Although The Guardian’s campaign makes no distinction between fossil fuels, Rusbridger argues that it has been successful in bringing climate change back into public debate.
“I have lost count of the number of interviews I have done in the US,” he said. “They say this is the most interesting thing they have seen. They are interested that a newspaper would take sides. I can see all the possible criticisms, but it is doing something that lots of other journalists have not managed to do.”
Journalism, he believes, has failed to cover climate change engagingly. “There is huge interest. But there is something about the way that journalism is doing it that hasn’t succeeded.” The campaign evoked enthusiasm in the newspaper and among the readers, but the history of climate coverage is not, Rusbridger says, “journalism’s finest hour.”
“People are terribly passionate about this, but the way we were doing it was not quite clicking,” he said. Of the hundreds of thousands who have signed a petition, some have volunteered to be more active, writing letters to the two organisations and sharing their concerns. Rusbridger has had private discussions with both the Wellcome Trust and the Gates Foundation, but does not anticipate an early divestment from either.
“Most places have governance committees and finance committees and endowment committees and they will all have to go through the cogs.” There are counter arguments to deal with – that more is achieved by engagement, and that although fossil fuels are bad, the revenue the investments produce is put to good use. Rusbridger is sceptical about both.

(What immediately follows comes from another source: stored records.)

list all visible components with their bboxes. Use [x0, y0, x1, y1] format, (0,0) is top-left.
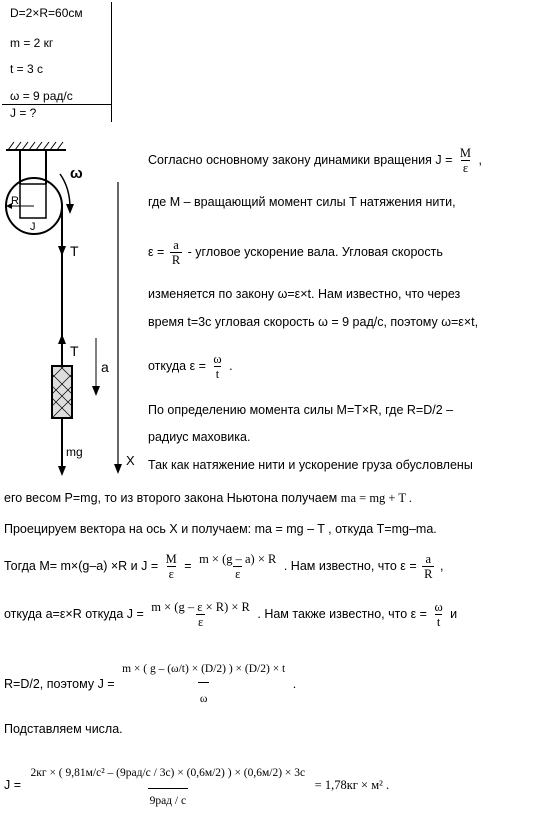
line-12: Тогда M= m×(g–a) ×R и J = $\frac{M}{\varepsilon}$ = $\frac{m \times (g - a) \times R}{\varepsilon}$ . Нам известно, что ε = $\frac{a}{R}$ , [4, 552, 444, 582]
newton-equation: ma = mg + T . [340, 491, 413, 505]
label-R: R [11, 195, 19, 207]
label-omega: ω [70, 165, 83, 182]
line-2: где M – вращающий момент силы T натяжения нити, [148, 195, 456, 209]
line-5: время t=3с угловая скорость ω = 9 рад/с, поэтому ω=ε×t, [148, 315, 479, 329]
line-9: Так как натяжение нити и ускорение груза обусловлены [148, 458, 473, 472]
given-divider-horizontal [2, 104, 112, 105]
given-omega: ω = 9 рад/с [10, 89, 73, 103]
ceiling-hatch [8, 142, 63, 150]
line-10: его весом P=mg, то из второго закона Ньютона получаем ma = mg + T . [4, 491, 413, 505]
load-block [52, 366, 72, 418]
label-J: J [30, 221, 36, 233]
label-mg: mg [66, 445, 83, 459]
line-15: Подставляем числа. [4, 722, 123, 736]
label-X: X [126, 453, 135, 468]
line-16: J = 2кг × ( 9,81м/с² – (9рад/с / 3с) × (0,6м/2) ) × (0,6м/2) × 3с 9рад / с = 1,78кг × м² . [4, 766, 390, 808]
line-13: откуда a=ε×R откуда J = $\frac{m \times (g - \varepsilon \times R) \times R}{\varepsilon}$ . Нам также известно, что ε = $\frac{\omega}{t}$ и [4, 600, 458, 630]
given-find: J = ? [10, 106, 37, 120]
line-3: ε = $\frac{a}{R}$ - угловое ускорение вала. Угловая скорость [148, 238, 443, 268]
line-11: Проецируем вектора на ось X и получаем: ma = mg – T , откуда T=mg–ma. [4, 522, 437, 536]
line-7: По определению момента силы M=T×R, где R=D/2 – [148, 403, 454, 417]
line-4: изменяется по закону ω=ε×t. Нам известно, что через [148, 287, 461, 301]
given-diameter: D=2×R=60см [10, 6, 83, 20]
line-6: откуда ε = $\frac{\omega}{t}$ . [148, 352, 233, 382]
line-1: Согласно основному закону динамики вращения J = $\frac{M}{\varepsilon}$ , [148, 146, 482, 176]
given-time: t = 3 с [10, 62, 44, 76]
line-8: радиус маховика. [148, 430, 251, 444]
label-T-lower: T [70, 343, 79, 359]
axle [20, 184, 46, 218]
given-mass: m = 2 кг [10, 36, 54, 50]
line-14: R=D/2, поэтому J = $\frac{m \times ( g - (\omega/t) \times (D/2) ) \times (D/2) \times t}{\omega}$ . [4, 662, 297, 706]
pulley-diagram [0, 138, 145, 478]
label-T-upper: T [70, 243, 79, 259]
label-a: a [101, 359, 109, 375]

“Jonathon Porritt (a prominent British environmentalist) has been engaging with fossil fuel companies for 40 years and he says he has nothing to show for it. And any philanthropic foundation must think about whether the good they do is being undermined by the impact of the fossil fuels that they invest in.”
Signs of success?
But if organisations don’t invest, what is the measure of success?

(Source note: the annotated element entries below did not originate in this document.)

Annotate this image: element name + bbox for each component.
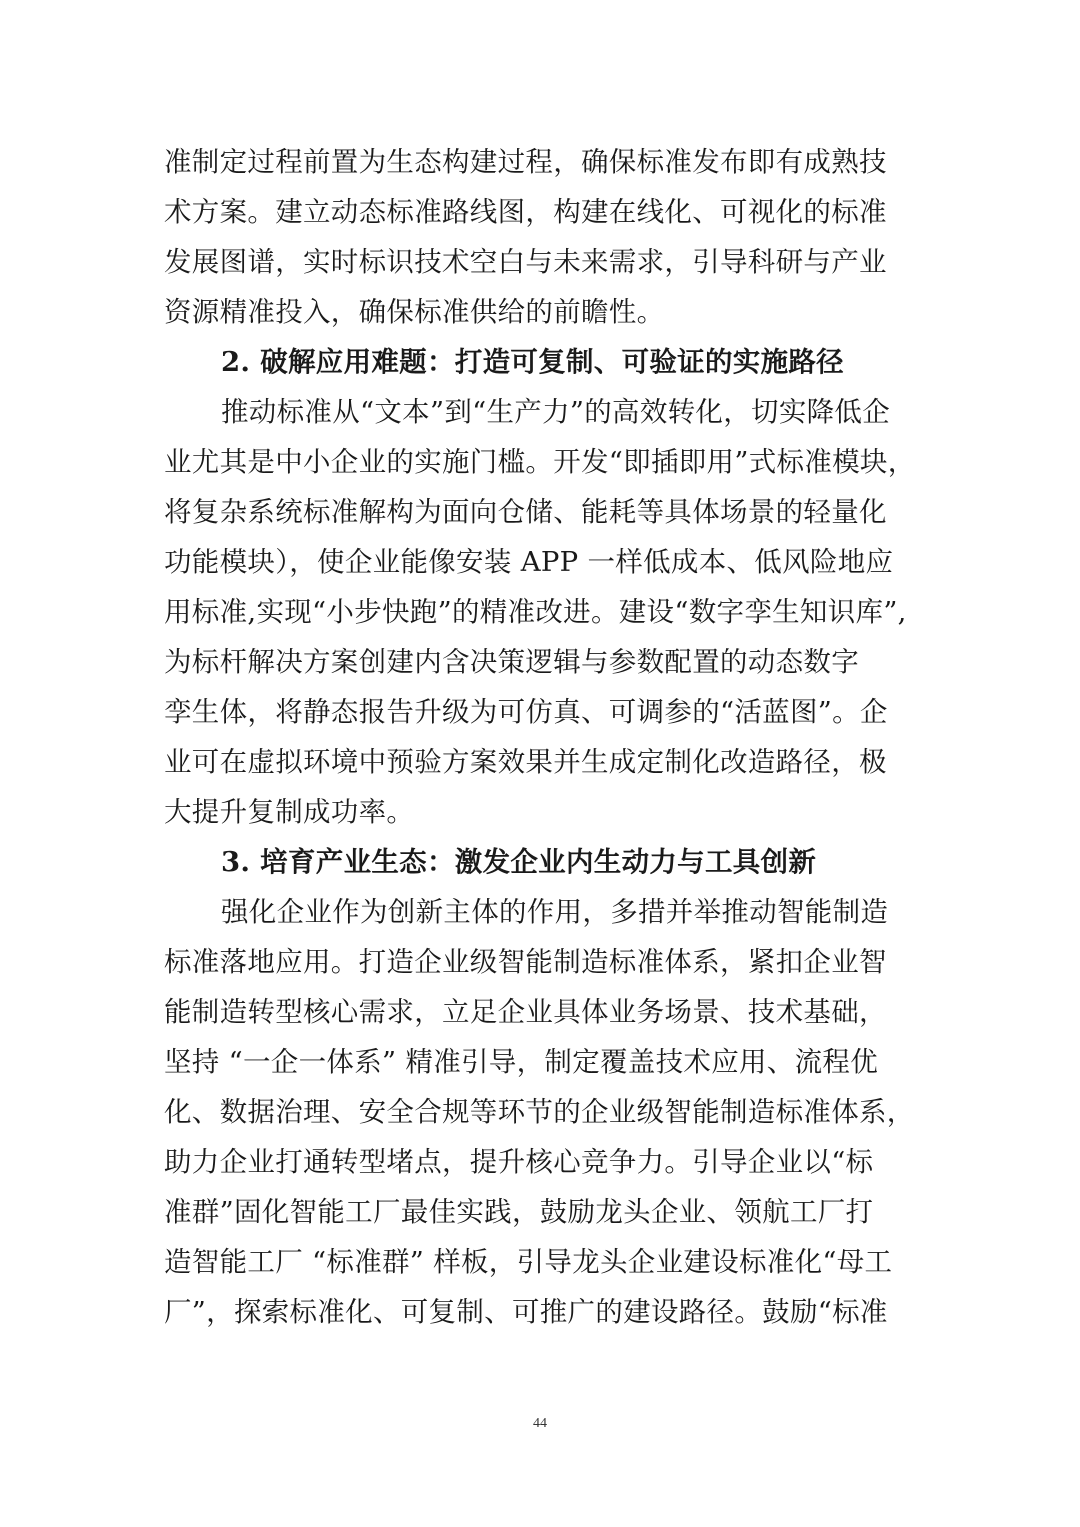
text-line: 化、数据治理、安全合规等环节的企业级智能制造标准体系， <box>164 1096 915 1128</box>
text-line: 资源精准投入，确保标准供给的前瞻性。 <box>164 296 665 328</box>
text-line: 业尤其是中小企业的实施门槛。开发“即插即用”式标准模块， <box>164 446 916 478</box>
text-line: 将复杂系统标准解构为面向仓储、能耗等具体场景的轻量化 <box>164 496 887 528</box>
section-heading: 3. 培育产业生态：激发企业内生动力与工具创新 <box>221 846 817 878</box>
section-heading: 2. 破解应用难题：打造可复制、可验证的实施路径 <box>221 346 844 378</box>
text-line: 准群”固化智能工厂最佳实践，鼓励龙头企业、领航工厂打 <box>164 1196 874 1228</box>
text-line: 大提升复制成功率。 <box>164 796 415 828</box>
text-line: 用标准,实现“小步快跑”的精准改进。建设“数字孪生知识库”, <box>164 596 907 628</box>
text-line: 助力企业打通转型堵点，提升核心竞争力。引导企业以“标 <box>164 1146 874 1178</box>
text-line: 准制定过程前置为生态构建过程，确保标准发布即有成熟技 <box>164 146 887 178</box>
text-line: 孪生体，将静态报告升级为可仿真、可调参的“活蓝图”。企 <box>164 696 888 728</box>
page-number: 44 <box>533 1416 547 1431</box>
text-line: 术方案。建立动态标准路线图，构建在线化、可视化的标准 <box>164 196 887 228</box>
text-line: 业可在虚拟环境中预验方案效果并生成定制化改造路径，极 <box>164 746 887 778</box>
text-line: 能制造转型核心需求，立足企业具体业务场景、技术基础， <box>164 996 887 1028</box>
text-line: 强化企业作为创新主体的作用，多措并举推动智能制造 <box>221 896 889 928</box>
text-line: 标准落地应用。打造企业级智能制造标准体系，紧扣企业智 <box>164 946 887 978</box>
text-line: 造智能工厂 “标准群” 样板，引导龙头企业建设标准化“母工 <box>164 1246 893 1278</box>
text-line: 厂”，探索标准化、可复制、可推广的建设路径。鼓励“标准 <box>164 1296 888 1328</box>
text-line: 发展图谱，实时标识技术空白与未来需求，引导科研与产业 <box>164 246 887 278</box>
text-line: 坚持 “一企一体系” 精准引导，制定覆盖技术应用、流程优 <box>164 1046 878 1078</box>
text-line: 功能模块），使企业能像安装 APP 一样低成本、低风险地应 <box>164 546 894 578</box>
text-line: 推动标准从“文本”到“生产力”的高效转化，切实降低企 <box>221 396 891 428</box>
text-line: 为标杆解决方案创建内含决策逻辑与参数配置的动态数字 <box>164 646 859 678</box>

“In a way we have succeeded already,” Rusbridger says, and lists a series of high level responses:
“Al Gore thinks this is achieving something not seen so far. I am meeting the Archbishop of Canterbury to discuss church divestment and the Pope may well say something about divestment in addition to his climate encyclical. Desmond Tutu is comparing it to (the campaign against) apartheid. Nick Stern (a leading climate economist) thinks it plays right into the issues of the subsidies.” The issue, he believes, could snowball and help political leaders to come up with effective policy.

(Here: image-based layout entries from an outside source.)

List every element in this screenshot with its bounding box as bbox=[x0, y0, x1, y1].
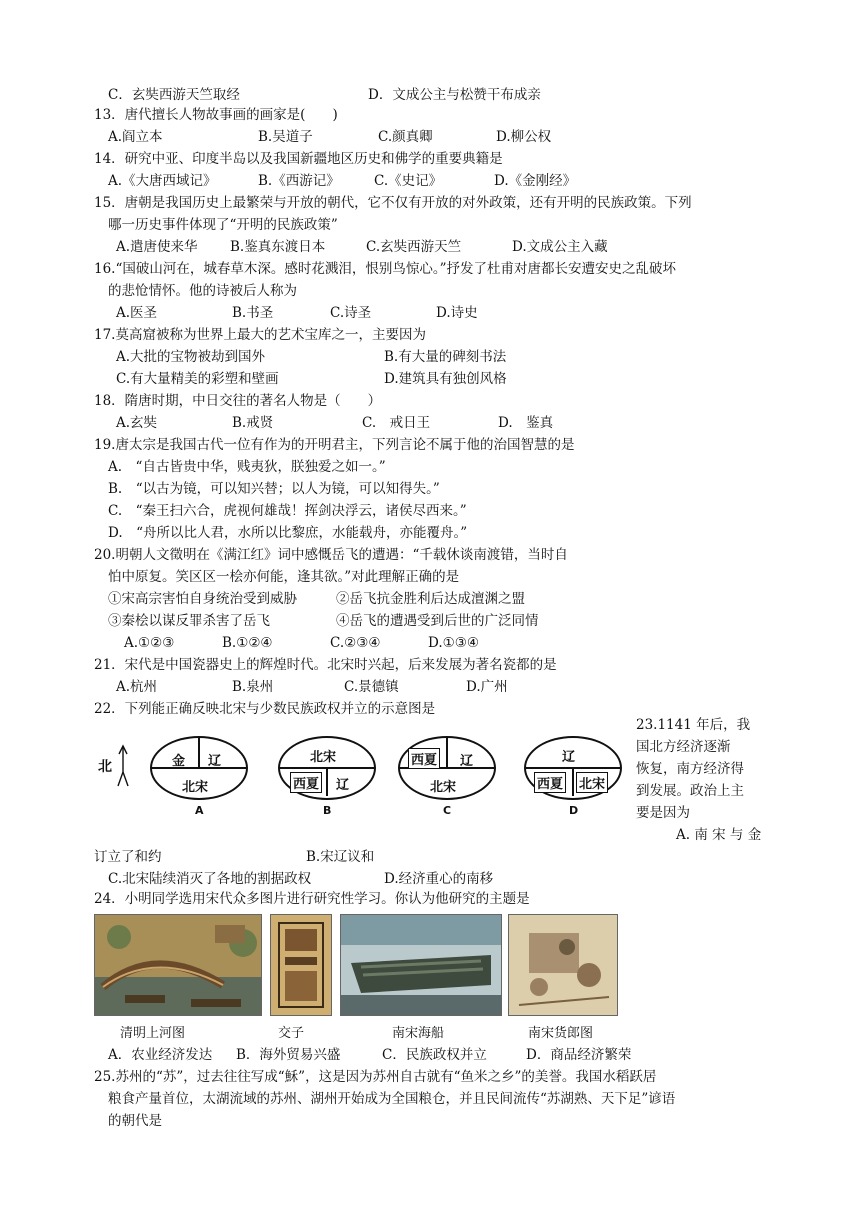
option-b: B.《西游记》 bbox=[258, 173, 340, 189]
diagram-d-region: 北宋 bbox=[576, 772, 608, 793]
option-c: C.颜真卿 bbox=[378, 129, 433, 145]
option-a: A.玄奘 bbox=[116, 415, 158, 431]
question-24: 24．小明同学选用宋代众多图片进行研究性学习。你认为他研究的主题是 bbox=[94, 891, 530, 907]
diagram-c-region: 西夏 bbox=[408, 748, 440, 769]
option-a: A．农业经济发达 bbox=[108, 1047, 213, 1063]
diagram-c-region: 北宋 bbox=[430, 780, 457, 795]
diagram-b-letter: B bbox=[323, 804, 332, 817]
option-d: D．文成公主与松赞干布成亲 bbox=[368, 87, 541, 103]
option-a: A.①②③ bbox=[124, 635, 175, 651]
diagram-b-region: 辽 bbox=[336, 778, 350, 793]
option-d: D.建筑具有独创风格 bbox=[384, 371, 507, 387]
option-d: D.①③④ bbox=[428, 635, 479, 651]
option-a-continued: 订立了和约 bbox=[94, 849, 162, 865]
question-20-line2: 怕中原复。笑区区一桧亦何能，逢其欲。”对此理解正确的是 bbox=[108, 569, 460, 585]
statement-2: ②岳飞抗金胜利后达成澶渊之盟 bbox=[336, 591, 525, 607]
option-d: D.文成公主入藏 bbox=[512, 239, 608, 255]
question-19: 19.唐太宗是我国古代一位有作为的开明君主，下列言论不属于他的治国智慧的是 bbox=[94, 437, 575, 453]
option-c: C. “秦王扫六合，虎视何雄哉！挥剑决浮云，诸侯尽西来。” bbox=[108, 503, 467, 519]
option-c: C.②③④ bbox=[330, 635, 381, 651]
north-arrow-icon bbox=[116, 744, 130, 788]
option-d: D.广州 bbox=[466, 679, 508, 695]
option-d: D.《金刚经》 bbox=[494, 173, 577, 189]
diagram-d-region: 西夏 bbox=[534, 772, 566, 793]
question-20-line1: 20.明朝人文徵明在《满江红》词中感慨岳飞的遭遇：“千载休谈南渡错，当时自 bbox=[94, 547, 568, 563]
option-d: D. 鉴真 bbox=[498, 415, 554, 431]
peddler-painting-image bbox=[508, 914, 618, 1016]
option-a: A.阎立本 bbox=[108, 129, 163, 145]
question-13: 13．唐代擅长人物故事画的画家是( ) bbox=[94, 107, 338, 123]
question-23-line4: 到发展。政治上主 bbox=[636, 783, 744, 799]
question-18: 18．隋唐时期，中日交往的著名人物是（ ） bbox=[94, 393, 382, 409]
diagram-a-region: 北宋 bbox=[182, 780, 209, 795]
north-label: 北 bbox=[98, 759, 112, 775]
option-d: D．商品经济繁荣 bbox=[526, 1047, 632, 1063]
option-b: B.泉州 bbox=[232, 679, 274, 695]
diagram-c-region: 辽 bbox=[460, 754, 474, 769]
option-d: D.经济重心的南移 bbox=[384, 871, 494, 887]
diagram-a-region: 辽 bbox=[208, 754, 222, 769]
option-a: A.大批的宝物被劫到国外 bbox=[116, 349, 266, 365]
diagram-a bbox=[150, 736, 250, 820]
question-23-line2: 国北方经济逐渐 bbox=[636, 739, 731, 755]
question-25-line3: 的朝代是 bbox=[108, 1113, 162, 1129]
question-16-line1: 16.“国破山河在，城春草木深。感时花溅泪，恨别鸟惊心。”抒发了杜甫对唐都长安遭安史之乱破坏 bbox=[94, 261, 677, 277]
option-c: C.诗圣 bbox=[330, 305, 372, 321]
question-23-line1: 23.1141 年后，我 bbox=[636, 717, 751, 733]
option-b: B.宋辽议和 bbox=[306, 849, 375, 865]
option-b: B.有大量的碑刻书法 bbox=[384, 349, 507, 365]
question-21: 21．宋代是中国瓷器史上的辉煌时代。北宋时兴起，后来发展为著名瓷都的是 bbox=[94, 657, 557, 673]
option-d: D.诗史 bbox=[436, 305, 478, 321]
qingming-painting-image bbox=[94, 914, 262, 1016]
question-16-line2: 的悲怆情怀。他的诗被后人称为 bbox=[108, 283, 297, 299]
diagram-c-letter: C bbox=[443, 804, 452, 817]
diagram-a-region: 金 bbox=[172, 754, 186, 769]
diagram-b-region: 西夏 bbox=[290, 772, 322, 793]
statement-4: ④岳飞的遭遇受到后世的广泛同情 bbox=[336, 613, 539, 629]
jiaozi-banknote-image bbox=[270, 914, 332, 1016]
question-23-line3: 恢复，南方经济得 bbox=[636, 761, 744, 777]
question-22: 22．下列能正确反映北宋与少数民族政权并立的示意图是 bbox=[94, 701, 436, 717]
option-b: B.吴道子 bbox=[258, 129, 313, 145]
diagram-b bbox=[278, 736, 378, 820]
image-caption: 南宋海船 bbox=[392, 1026, 445, 1041]
image-caption: 南宋货郎图 bbox=[528, 1026, 594, 1041]
question-25-line2: 粮食产量首位，太湖流域的苏州、湖州开始成为全国粮仓，并且民间流传“苏湖熟、天下足”谚语 bbox=[108, 1091, 676, 1107]
southern-song-ship-image bbox=[340, 914, 502, 1016]
option-d: D. “舟所以比人君，水所以比黎庶，水能载舟，亦能覆舟。” bbox=[108, 525, 468, 541]
image-caption: 交子 bbox=[278, 1026, 305, 1041]
option-b: B. “以古为镜，可以知兴替；以人为镜，可以知得失。” bbox=[108, 481, 440, 497]
question-15-line2: 哪一历史事件体现了“开明的民族政策” bbox=[108, 217, 338, 233]
image-caption: 清明上河图 bbox=[120, 1026, 186, 1041]
diagram-d bbox=[524, 736, 624, 820]
question-25-line1: 25.苏州的“苏”，过去往往写成“穌”，这是因为苏州自古就有“鱼米之乡”的美誉。我国水稻跃居 bbox=[94, 1069, 657, 1085]
question-23-line5: 要是因为 bbox=[636, 805, 690, 821]
diagram-c bbox=[398, 736, 498, 820]
option-c: C.景德镇 bbox=[344, 679, 399, 695]
option-c: C．民族政权并立 bbox=[382, 1047, 487, 1063]
question-14: 14．研究中亚、印度半岛以及我国新疆地区历史和佛学的重要典籍是 bbox=[94, 151, 503, 167]
option-c: C．玄奘西游天竺取经 bbox=[108, 87, 240, 103]
option-b: B．海外贸易兴盛 bbox=[236, 1047, 341, 1063]
option-b: B.戒贤 bbox=[232, 415, 274, 431]
option-d: D.柳公权 bbox=[496, 129, 552, 145]
diagram-d-region: 辽 bbox=[562, 750, 576, 765]
option-c: C. 戒日王 bbox=[362, 415, 431, 431]
statement-1: ①宋高宗害怕自身统治受到威胁 bbox=[108, 591, 297, 607]
option-a: A.《大唐西域记》 bbox=[108, 173, 217, 189]
option-a: A.杭州 bbox=[116, 679, 158, 695]
diagram-d-letter: D bbox=[569, 804, 579, 817]
option-b: B.①②④ bbox=[222, 635, 273, 651]
question-15-line1: 15．唐朝是我国历史上最繁荣与开放的朝代，它不仅有开放的对外政策，还有开明的民族政策。下列 bbox=[94, 195, 692, 211]
option-c: C.《史记》 bbox=[374, 173, 443, 189]
diagram-b-region: 北宋 bbox=[310, 750, 337, 765]
option-a: A. 南 宋 与 金 bbox=[676, 827, 762, 843]
question-17: 17.莫高窟被称为世界上最大的艺术宝库之一，主要因为 bbox=[94, 327, 426, 343]
option-b: B.鉴真东渡日本 bbox=[230, 239, 326, 255]
option-a: A.医圣 bbox=[116, 305, 158, 321]
option-c: C.北宋陆续消灭了各地的割据政权 bbox=[108, 871, 312, 887]
option-b: B.书圣 bbox=[232, 305, 274, 321]
option-a: A.遣唐使来华 bbox=[116, 239, 198, 255]
diagram-a-letter: A bbox=[195, 804, 204, 817]
option-c: C.玄奘西游天竺 bbox=[366, 239, 462, 255]
statement-3: ③秦桧以谋反罪杀害了岳飞 bbox=[108, 613, 270, 629]
option-c: C.有大量精美的彩塑和壁画 bbox=[116, 371, 279, 387]
option-a: A. “自古皆贵中华，贱夷狄，朕独爱之如一。” bbox=[108, 459, 386, 475]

Cumulatively, he believes, these various developments could mean the push for fossil fuel divestment reaches a tipping point.
Already, some high profile funds have ditched coal investments, including Norway’s sovereign wealth fund, the world’s largest, and the Rockefeller Brothers Fund, built with profits from the Standard Oil fortune. Pressure is also ramping up on private sector financial institutions to cut the cord.
“Success,” says Rusbridger, “would look like that, and this would be one element in it.”